Monday, July 29, 2013
Tiptoe Through the Tulips
Through the years, the classic Paule Marrot fabric, Les Tulipes, has made appearances in quite a few well-appointed residences. Take, for example, the home seen above. Located in Bermuda, the house was decorated in the mid-1940s by Ruby Ross Wood, who chose the orange colorway of Les Tulipes for the living room's sofas and slipper chairs.
Wood's protege, Billy Baldwin, was also a fan of Les Tulipes, having used it on at least two occasions.
And then there was Stephen Mallory of Mallory-Tillis, who, like Wood and Baldwin before him, favored Les Tulipes, although this time the fabric was used to vibrant effect in a bedroom. (That vivid orange-red background must have been like a jolt of caffeine when viewed upon waking.)
In the 1970s, Toronto designer Robert Dirstein selected the fabric for his cozy, jewel-box library. Les Tulipes looks less floral-y when surrounded by dark painted walls, chrome, and smoked glass, don't you think?
Paule Marrot's tulips also figured prominently in the living room of this Otto Zenke-designed home in County Clare, Ireland, although here they were joined by irises and daffodils. This Marrot print is known as Guermantes, which is still available today through Brunschwig & Fils.

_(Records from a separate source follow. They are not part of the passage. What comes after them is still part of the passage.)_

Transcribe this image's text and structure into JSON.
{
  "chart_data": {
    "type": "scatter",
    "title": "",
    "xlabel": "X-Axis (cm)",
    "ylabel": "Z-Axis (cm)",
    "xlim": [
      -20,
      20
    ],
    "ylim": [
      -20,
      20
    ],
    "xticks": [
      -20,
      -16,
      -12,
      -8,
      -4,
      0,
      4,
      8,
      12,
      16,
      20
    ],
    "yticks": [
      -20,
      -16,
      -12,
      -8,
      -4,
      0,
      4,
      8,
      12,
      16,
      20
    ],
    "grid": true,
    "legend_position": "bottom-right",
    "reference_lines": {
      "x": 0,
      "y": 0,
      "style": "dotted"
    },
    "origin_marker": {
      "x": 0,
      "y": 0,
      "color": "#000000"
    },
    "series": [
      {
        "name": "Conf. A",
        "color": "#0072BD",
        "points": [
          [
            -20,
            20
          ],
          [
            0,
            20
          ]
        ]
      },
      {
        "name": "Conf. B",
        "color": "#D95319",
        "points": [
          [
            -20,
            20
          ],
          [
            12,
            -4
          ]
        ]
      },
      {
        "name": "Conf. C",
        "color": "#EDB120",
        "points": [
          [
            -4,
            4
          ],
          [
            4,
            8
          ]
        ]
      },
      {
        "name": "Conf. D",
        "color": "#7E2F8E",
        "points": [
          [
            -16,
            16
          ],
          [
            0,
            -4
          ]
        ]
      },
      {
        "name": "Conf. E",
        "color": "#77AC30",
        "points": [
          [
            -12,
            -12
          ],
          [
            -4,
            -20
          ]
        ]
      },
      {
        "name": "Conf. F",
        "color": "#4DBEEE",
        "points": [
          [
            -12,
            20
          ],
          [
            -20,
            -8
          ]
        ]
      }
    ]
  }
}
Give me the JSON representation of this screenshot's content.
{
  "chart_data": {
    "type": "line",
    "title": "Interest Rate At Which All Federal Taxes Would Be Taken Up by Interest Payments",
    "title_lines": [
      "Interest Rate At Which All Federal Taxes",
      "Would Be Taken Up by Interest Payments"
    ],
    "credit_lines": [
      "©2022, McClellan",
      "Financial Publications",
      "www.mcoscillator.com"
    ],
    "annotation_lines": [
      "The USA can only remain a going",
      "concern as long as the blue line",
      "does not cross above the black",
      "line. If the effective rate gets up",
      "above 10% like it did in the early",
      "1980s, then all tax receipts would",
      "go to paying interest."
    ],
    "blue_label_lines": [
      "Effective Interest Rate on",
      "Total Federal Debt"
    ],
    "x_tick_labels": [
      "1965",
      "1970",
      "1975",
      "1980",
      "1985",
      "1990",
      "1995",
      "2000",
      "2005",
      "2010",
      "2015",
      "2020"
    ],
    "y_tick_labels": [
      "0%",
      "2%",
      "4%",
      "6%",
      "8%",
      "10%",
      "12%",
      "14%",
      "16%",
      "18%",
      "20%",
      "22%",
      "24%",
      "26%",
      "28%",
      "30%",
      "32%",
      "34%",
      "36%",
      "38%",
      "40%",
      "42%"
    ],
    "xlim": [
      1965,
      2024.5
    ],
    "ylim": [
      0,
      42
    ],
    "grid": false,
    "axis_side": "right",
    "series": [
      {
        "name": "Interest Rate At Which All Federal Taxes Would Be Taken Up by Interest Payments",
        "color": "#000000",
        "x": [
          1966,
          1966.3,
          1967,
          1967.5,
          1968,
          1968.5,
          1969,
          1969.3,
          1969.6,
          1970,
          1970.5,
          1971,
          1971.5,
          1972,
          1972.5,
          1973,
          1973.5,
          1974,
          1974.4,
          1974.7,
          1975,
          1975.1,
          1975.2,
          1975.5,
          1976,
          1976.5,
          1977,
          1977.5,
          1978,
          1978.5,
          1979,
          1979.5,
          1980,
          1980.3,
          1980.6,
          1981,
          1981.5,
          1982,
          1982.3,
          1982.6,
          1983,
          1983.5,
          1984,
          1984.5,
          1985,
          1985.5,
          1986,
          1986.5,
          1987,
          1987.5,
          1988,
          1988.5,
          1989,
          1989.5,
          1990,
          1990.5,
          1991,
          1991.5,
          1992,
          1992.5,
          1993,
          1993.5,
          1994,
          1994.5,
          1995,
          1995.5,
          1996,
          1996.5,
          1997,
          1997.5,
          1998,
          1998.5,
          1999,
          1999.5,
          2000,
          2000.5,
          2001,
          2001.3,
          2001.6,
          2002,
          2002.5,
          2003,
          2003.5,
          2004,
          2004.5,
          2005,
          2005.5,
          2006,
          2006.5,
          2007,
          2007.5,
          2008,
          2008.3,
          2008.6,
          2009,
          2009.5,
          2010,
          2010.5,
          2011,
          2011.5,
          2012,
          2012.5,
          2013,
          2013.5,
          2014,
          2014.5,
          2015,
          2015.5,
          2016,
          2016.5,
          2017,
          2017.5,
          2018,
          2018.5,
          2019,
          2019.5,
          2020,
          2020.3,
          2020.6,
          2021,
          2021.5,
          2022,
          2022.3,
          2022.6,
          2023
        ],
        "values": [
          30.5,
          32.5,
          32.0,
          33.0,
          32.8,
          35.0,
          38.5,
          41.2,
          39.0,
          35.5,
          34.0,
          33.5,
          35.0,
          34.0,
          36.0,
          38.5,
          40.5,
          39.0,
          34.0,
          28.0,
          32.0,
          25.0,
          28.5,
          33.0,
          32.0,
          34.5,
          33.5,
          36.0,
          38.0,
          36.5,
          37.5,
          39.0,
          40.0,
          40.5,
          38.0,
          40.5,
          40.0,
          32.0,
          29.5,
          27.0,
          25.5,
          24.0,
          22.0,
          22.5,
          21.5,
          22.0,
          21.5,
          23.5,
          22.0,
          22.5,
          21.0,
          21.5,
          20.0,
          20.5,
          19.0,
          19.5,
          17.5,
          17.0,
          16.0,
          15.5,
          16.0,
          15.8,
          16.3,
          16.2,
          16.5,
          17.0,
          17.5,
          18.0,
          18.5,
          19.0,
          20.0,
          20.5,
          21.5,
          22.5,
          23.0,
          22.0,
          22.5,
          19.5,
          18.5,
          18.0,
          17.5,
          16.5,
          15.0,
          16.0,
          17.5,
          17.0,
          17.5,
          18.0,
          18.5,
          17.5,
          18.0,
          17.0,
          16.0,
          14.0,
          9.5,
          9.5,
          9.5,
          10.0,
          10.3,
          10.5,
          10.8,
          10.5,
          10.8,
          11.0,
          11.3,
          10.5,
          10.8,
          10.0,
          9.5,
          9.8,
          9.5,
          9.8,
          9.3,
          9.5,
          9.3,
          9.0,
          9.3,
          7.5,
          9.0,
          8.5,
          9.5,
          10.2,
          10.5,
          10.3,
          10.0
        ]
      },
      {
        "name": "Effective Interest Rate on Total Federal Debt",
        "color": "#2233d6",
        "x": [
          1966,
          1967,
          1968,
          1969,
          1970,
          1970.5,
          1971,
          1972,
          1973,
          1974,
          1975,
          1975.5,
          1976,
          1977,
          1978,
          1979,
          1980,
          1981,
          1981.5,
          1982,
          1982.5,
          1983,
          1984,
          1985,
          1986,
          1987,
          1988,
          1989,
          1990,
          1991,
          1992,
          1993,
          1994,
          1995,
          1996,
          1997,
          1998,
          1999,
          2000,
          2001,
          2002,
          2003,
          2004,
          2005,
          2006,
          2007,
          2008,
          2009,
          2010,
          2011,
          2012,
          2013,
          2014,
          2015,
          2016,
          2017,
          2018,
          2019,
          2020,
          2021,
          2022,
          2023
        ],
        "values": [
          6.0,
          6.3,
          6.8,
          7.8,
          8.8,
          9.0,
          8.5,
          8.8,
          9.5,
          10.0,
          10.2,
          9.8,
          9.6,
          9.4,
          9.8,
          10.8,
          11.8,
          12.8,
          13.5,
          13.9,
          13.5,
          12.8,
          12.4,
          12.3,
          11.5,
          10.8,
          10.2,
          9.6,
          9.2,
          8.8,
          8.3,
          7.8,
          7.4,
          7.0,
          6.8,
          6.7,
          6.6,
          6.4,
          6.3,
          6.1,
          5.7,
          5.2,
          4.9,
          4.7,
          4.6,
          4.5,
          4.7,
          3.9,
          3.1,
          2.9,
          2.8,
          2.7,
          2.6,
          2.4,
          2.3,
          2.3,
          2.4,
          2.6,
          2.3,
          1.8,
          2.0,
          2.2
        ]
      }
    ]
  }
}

In fact, Guermantes' most recent appearance was in a home decorated by Miles Redd and David Kaihoi, which appears in the current issue of Architectural Digest. This house was located in the Bahamas rather than Bermuda, but the effect was much like it was in the Ruby Ross Wood-decorated house. Cheery, upbeat, and fresh as a, well, daisy. (Bjorn Wallander, photographer.)